Jurisprudência - Direito Penal

Decisão monocrática. Estupro. Prescrição da pretensão punitiva retroativa. Extinção da punibilidade. Preliminar acusatória. Mérito prejudicado. (Apelação Crime Nº 70024169435, Quinta Câmara Criminal, Tribunal de Justiça do RS, Relator: Amilton Bueno de Carvalho, Julgado em 04/06/2008)

DENÚNCIA. FURTO. O não recebimento da exordial equivale a um julgamento antecipado da lide penal, somente podendo acontecer quando inexistirem indícios da autoria ou prova da materialidade ou se a inicial não descrever conduta caracterizadora de crime em tese ou na total impossibilidade da pretensão punitiva.

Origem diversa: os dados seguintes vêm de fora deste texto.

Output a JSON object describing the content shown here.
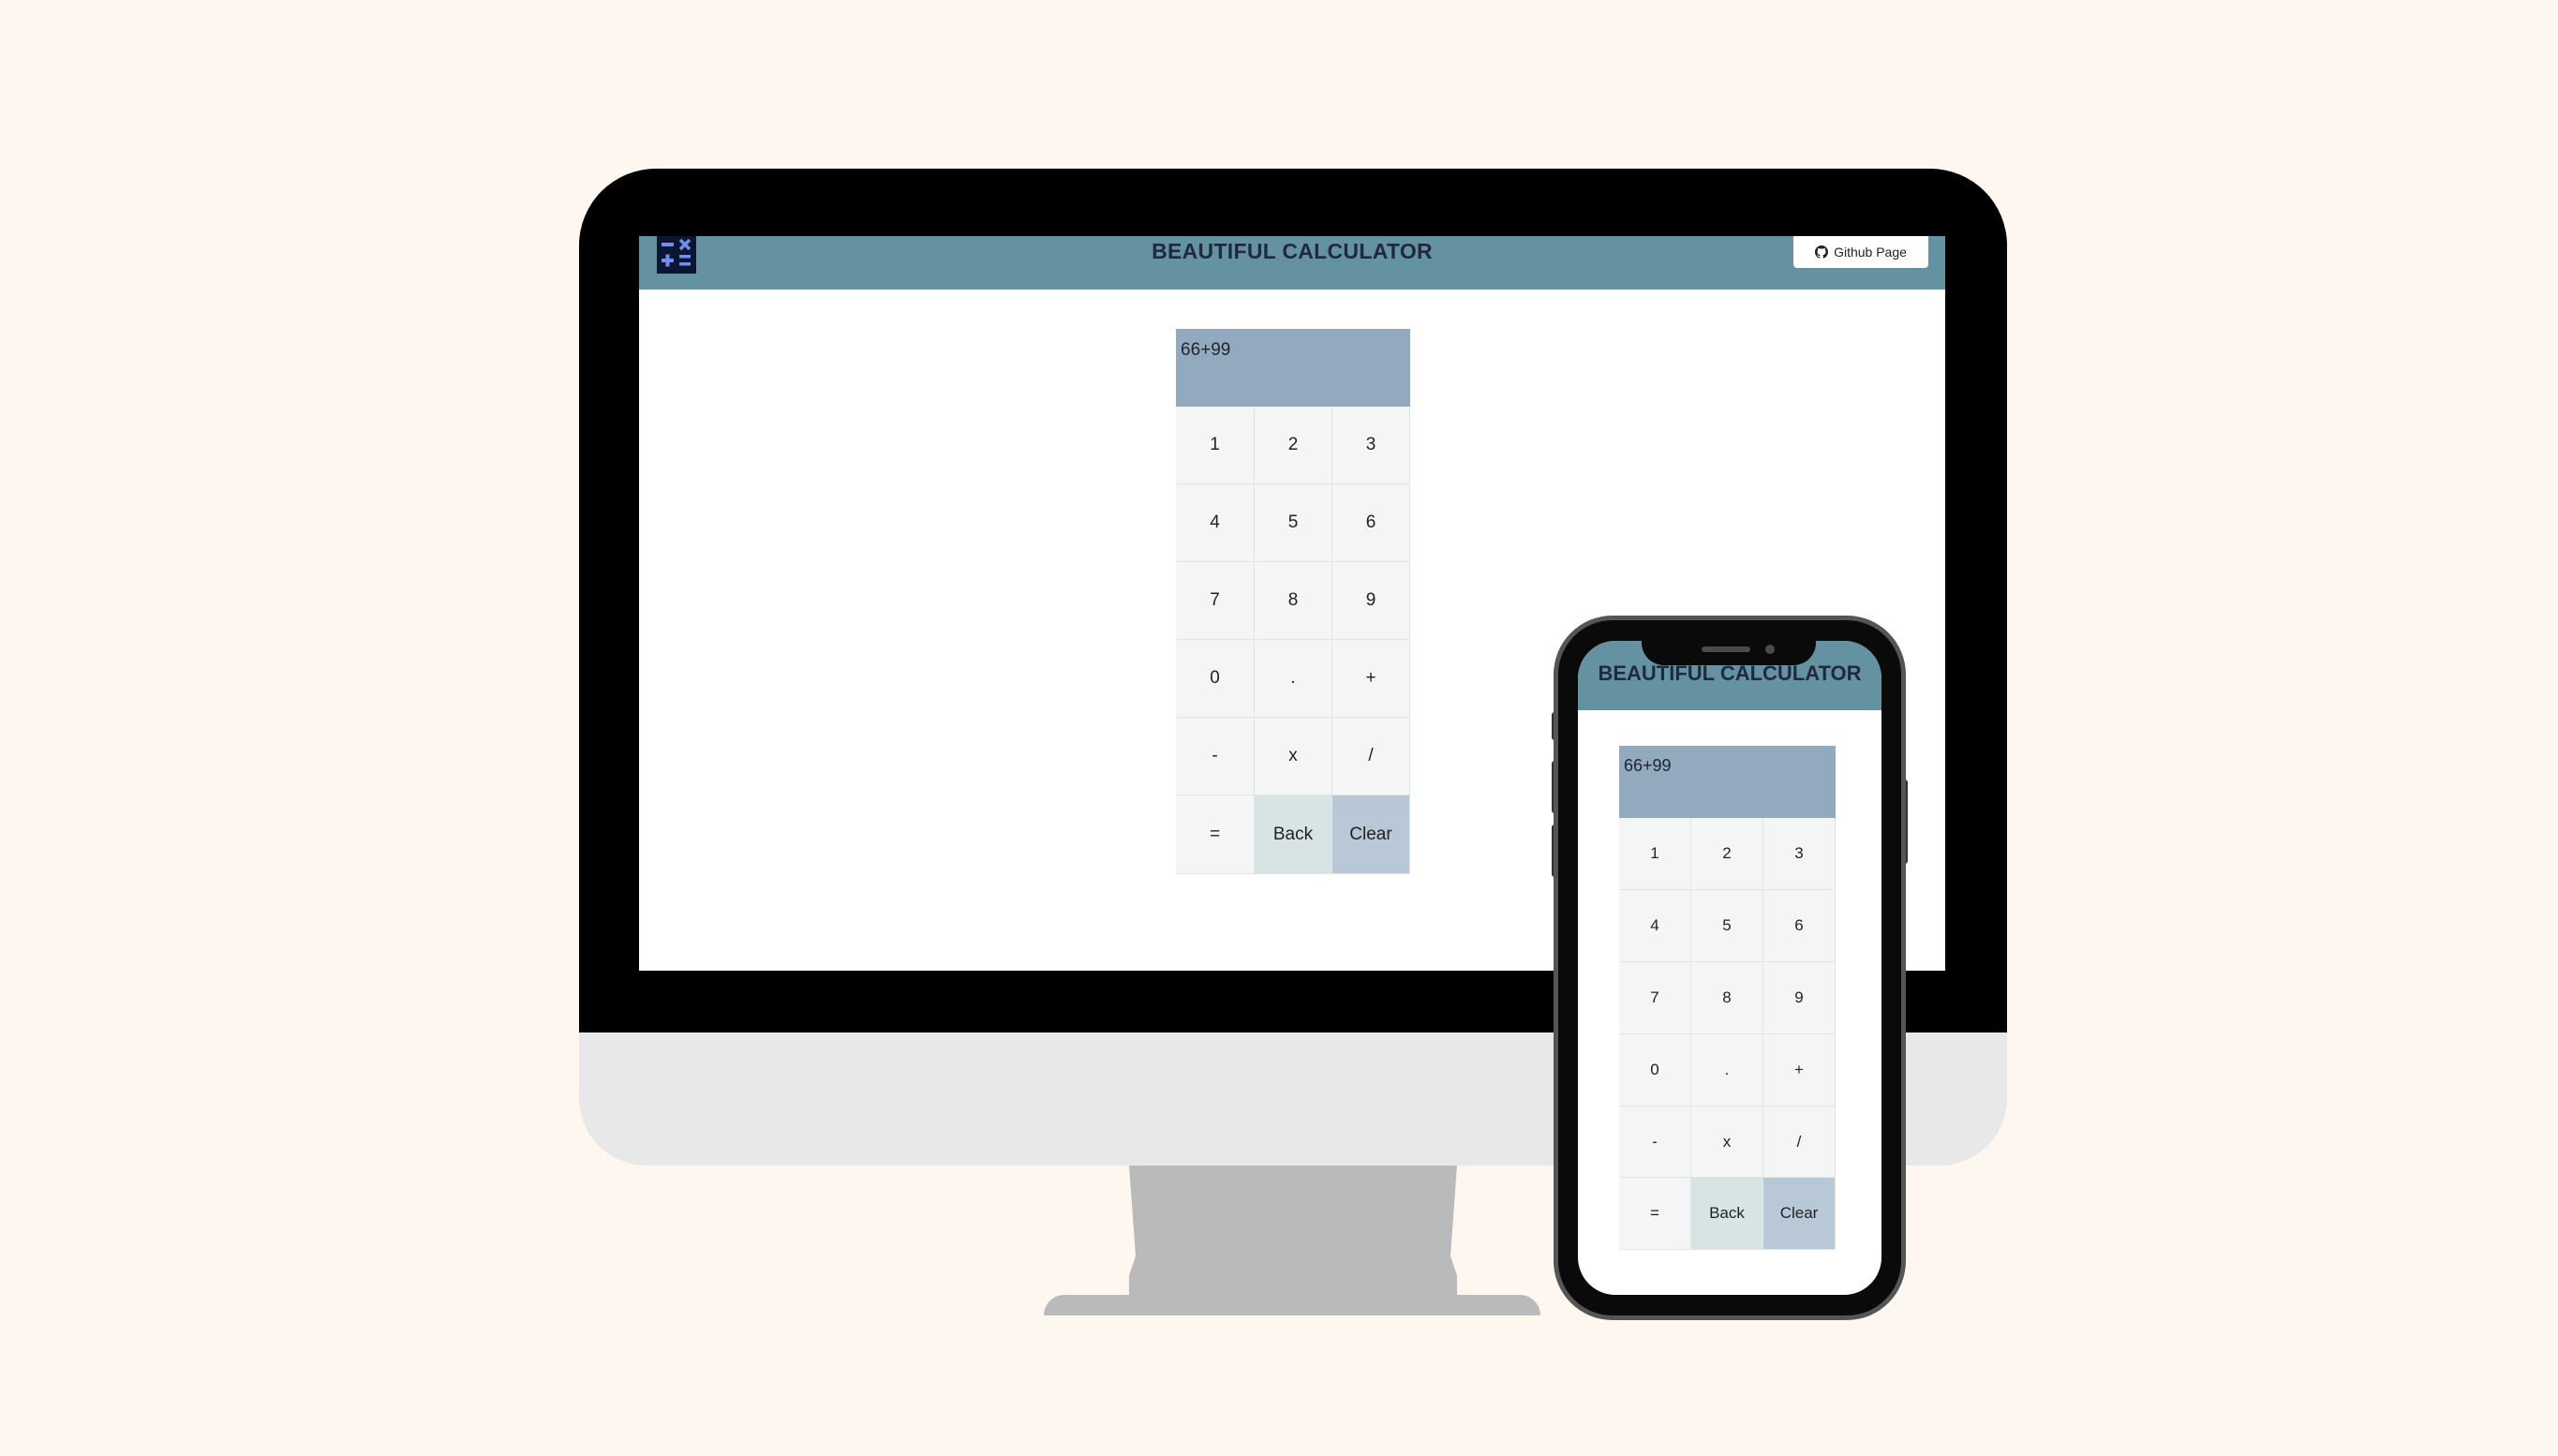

Apelo ministerial provido. (Apelação Crime Nº 70023876212, Quarta Câmara Criminal, Tribunal de Justiça do RS, Relator: Constantino Lisbôa de Azevedo, Julgado em 05/06/2008)

HABEAS CORPUS. PORTE ILEGAL DE ARMA. LIBERDADE PROVISÓRIA. Concederam a ordem, confirmando a decisão que havia deferido a antecipação de tutela. (Habeas Corpus Nº 70024249716, Terceira Câmara Criminal, Tribunal de Justiça do RS, Relator: Vladimir Giacomuzzi, Julgado em 05/06/2008)

PROTECAO DO MEIO AMBIENTE. LICENCA PARA OBRA. COMPETENCIA CONCORRENTE. INEXISTENCIA DE DIREITO LIQUIDO E CERTO. Apelação. Mandado de Segurança. Licença ambiental para obras. Ausência de prova pré-constituída da desnecessidade. Exigência da FEEMA - inexistência de "direito líquido e certo" ao desatendimento. Competência concorrente. Artigo 23, VI, Constituição Federal. Desprovimento do recurso. Não trazendo a impetrante prova pré-constituída de que a atividade a desenvolver no imóvel que constrói não é potencialmente poluidora, não há que cogitar da possibilidade da efetivação da obra hospitalar sem a obtenção das licenças ambientais exigíveis na espécie. A competência para proteção ao meio ambiente e combate à poluição é cumulativa (art. 23, VI,C.F.), de onde a legitimidade dos Estados-membros para legislar a respeito e validade dos atos administrativos que impõem o cumprimento de tais normas, inexistindo direito líquido e certo ao desatendimento de exigências da FEEMA, pertinente à matéria. Recurso desprovido. (TJRJ. AC - 2006.050.06428. JULGADO EM 19/04/2007. OITAVA CAMARA CRIMINAL - Unanime. RELATORA: DESEMBARGADORA MARIA ZELIA PROCOPIO DA SILVA)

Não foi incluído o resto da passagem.